The festival of Corpus Christi has its origins in Belgium in the early 13th century. By the early 14th century it had become a major holiday and the cause of much civic and spiritual celebration in England. Solemn processions through the streets of towns and villages were soon complimented by the staging of Mystery Plays, the telling of Bible stories in large-scale dramatic presentations. This spirit of celebration and thanksgiving continued until the 1559 Act of Uniformity. On 24 June 1559 the English prayer book became law and the observance of Corpus Christi was outlawed.
Since the Reformation, and despite its radical intent, Corpus Christi has remained an important festival in the Roman Catholic Church. In more recent years its celebration has been revived in many Anglican parishes, and not just those in the Anglo-Catholic tradition. It has regained its place in the modern Anglican calendar as The Day of Thanksgiving for the Institution of Holy Communion.

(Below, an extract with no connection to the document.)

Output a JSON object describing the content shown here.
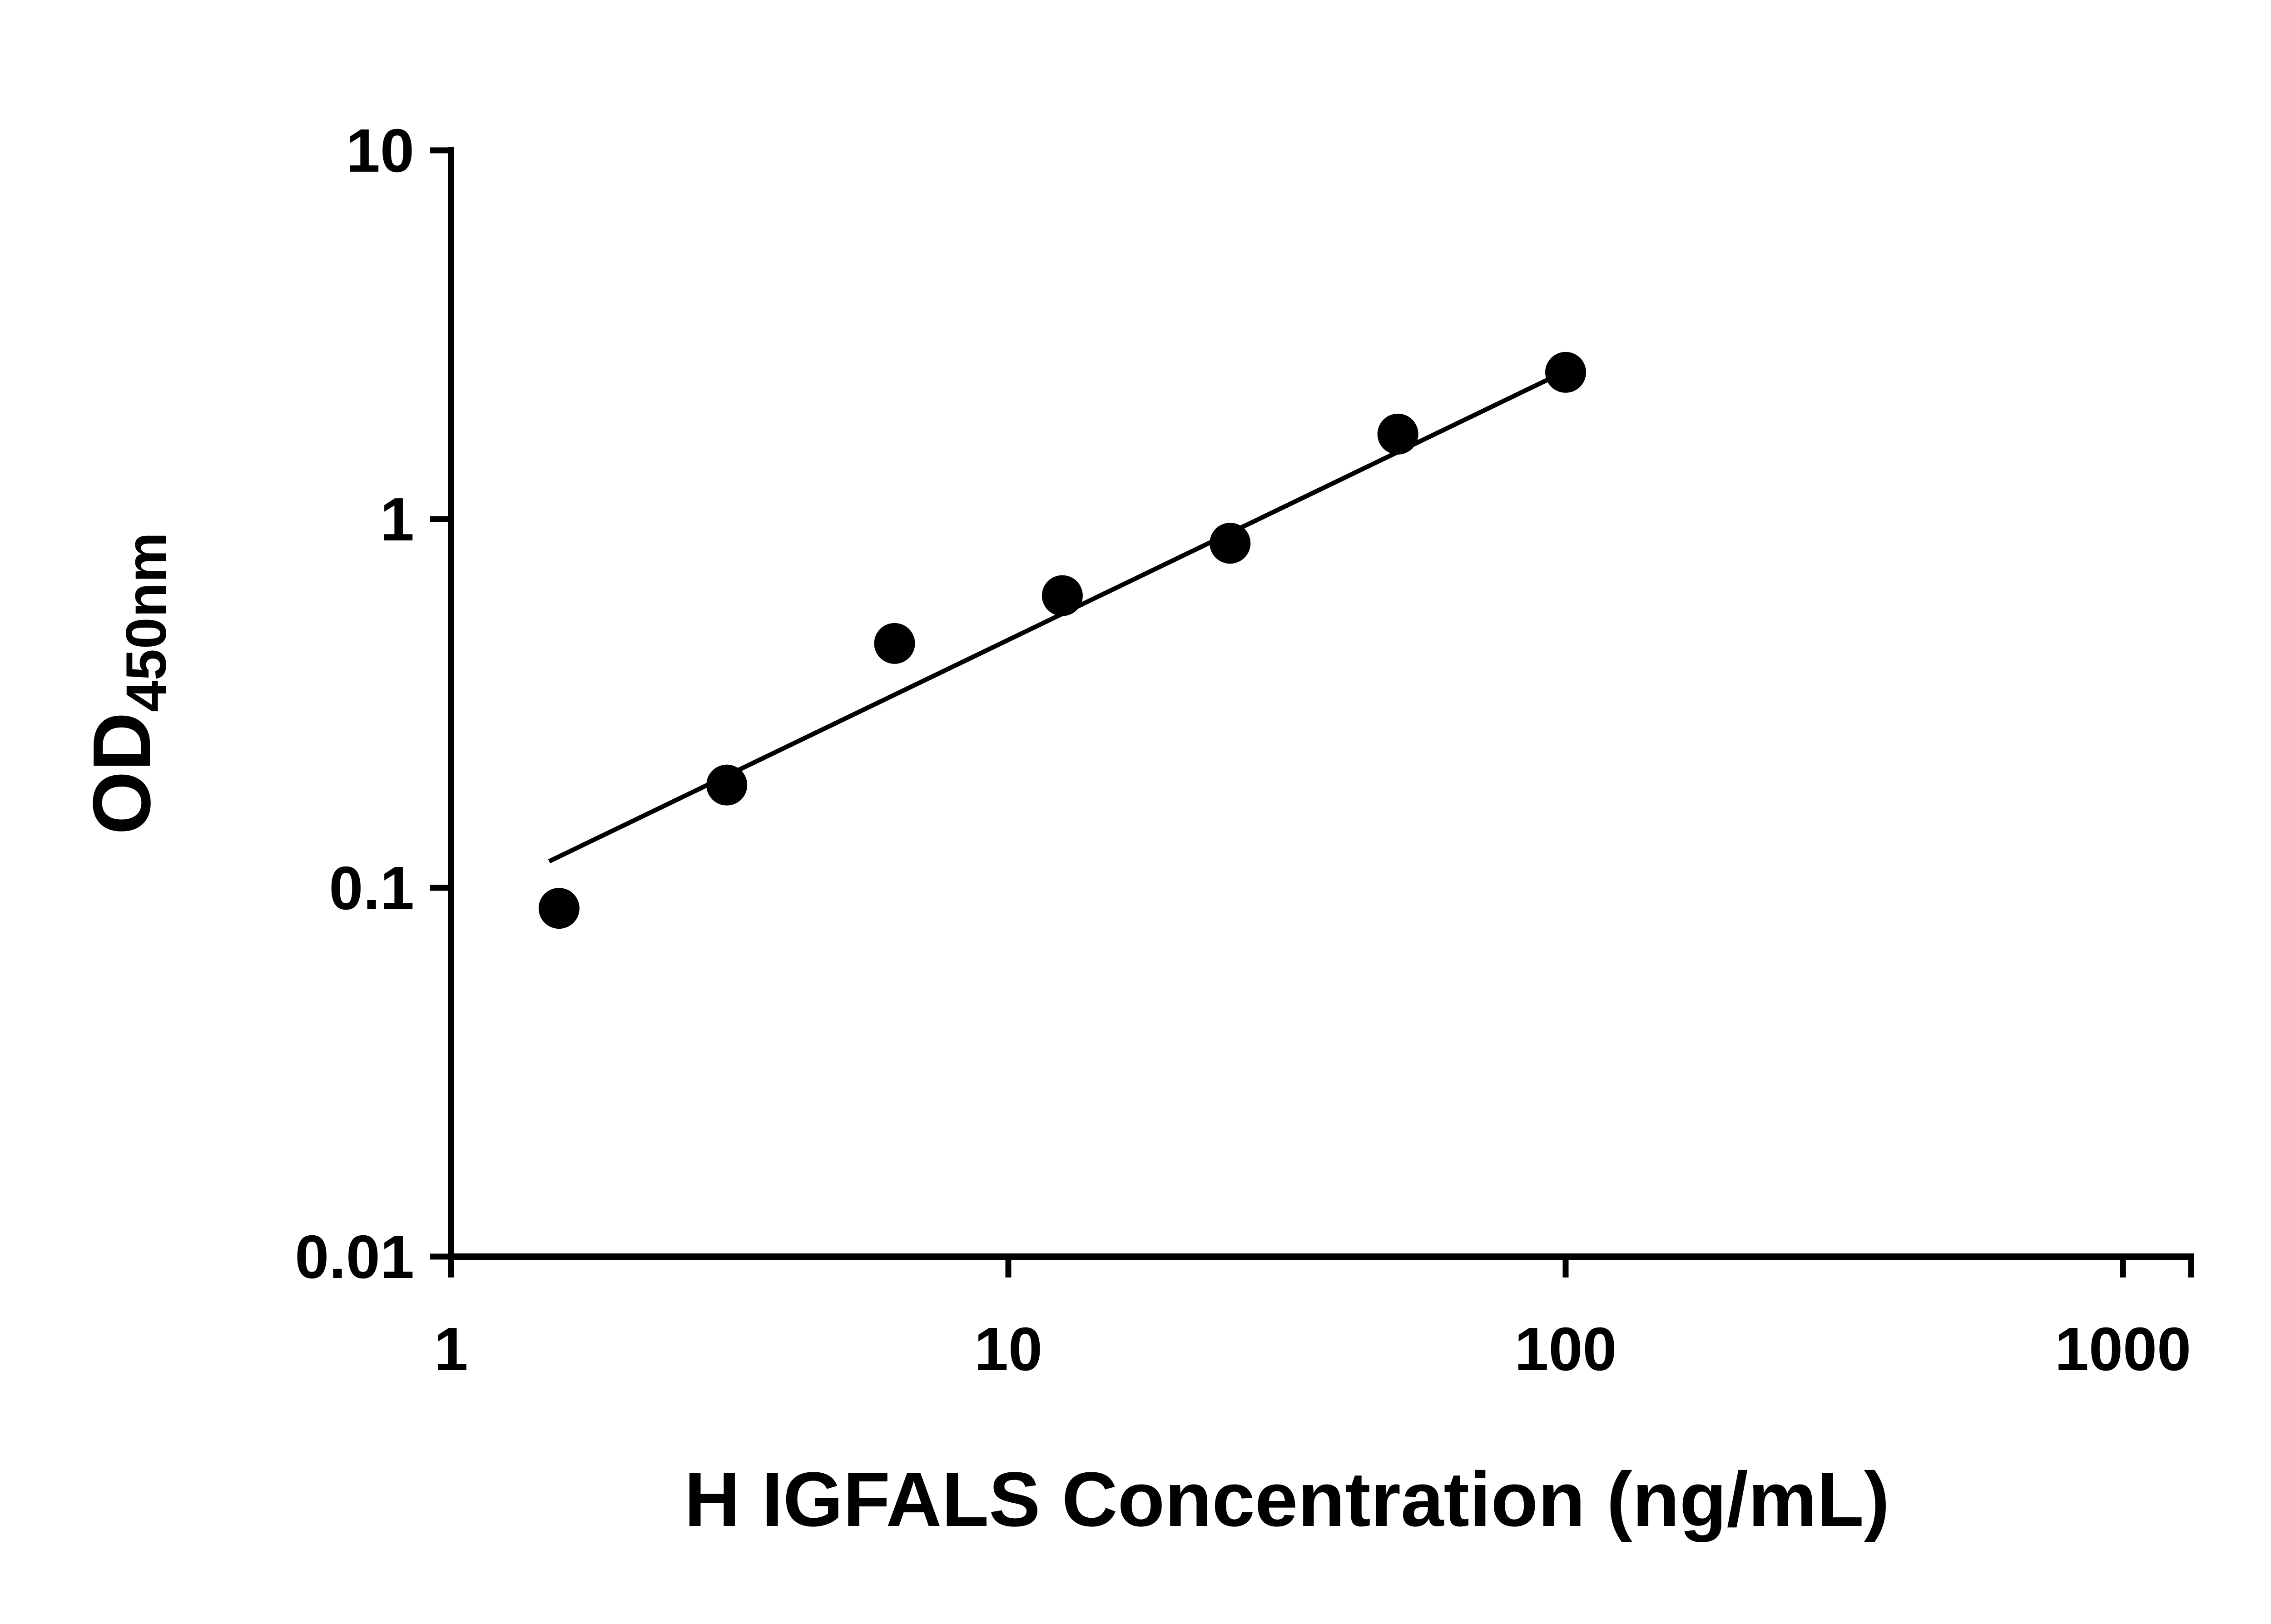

Holy Communion is the central act of worship in the Anglican Church. Holy Communion was given to us by Christ himself at the Last Supper, along with his new commandment of love and his demonstration of humble service in the washing of the disciples’ feet. The service of Holy Communion engages all believers in an act of remembrance that strengthens and sustains them as they live out their lives in an increasingly secular world. Holy Communion, a service which engages all of our senses, the totality of our humanity, brings us into the divine mystery of Christ’s presence at all times and throughout all ages. Holy Communion is the time when Christ reaches out and touches us with his healing and nourishing love.
Let us pray that, as we receive the bread and the wine, we might be ever conscious of Christ’s true presence in our lives. And, may that awareness give us strength to live the life of faithful discipleship every moment of every day.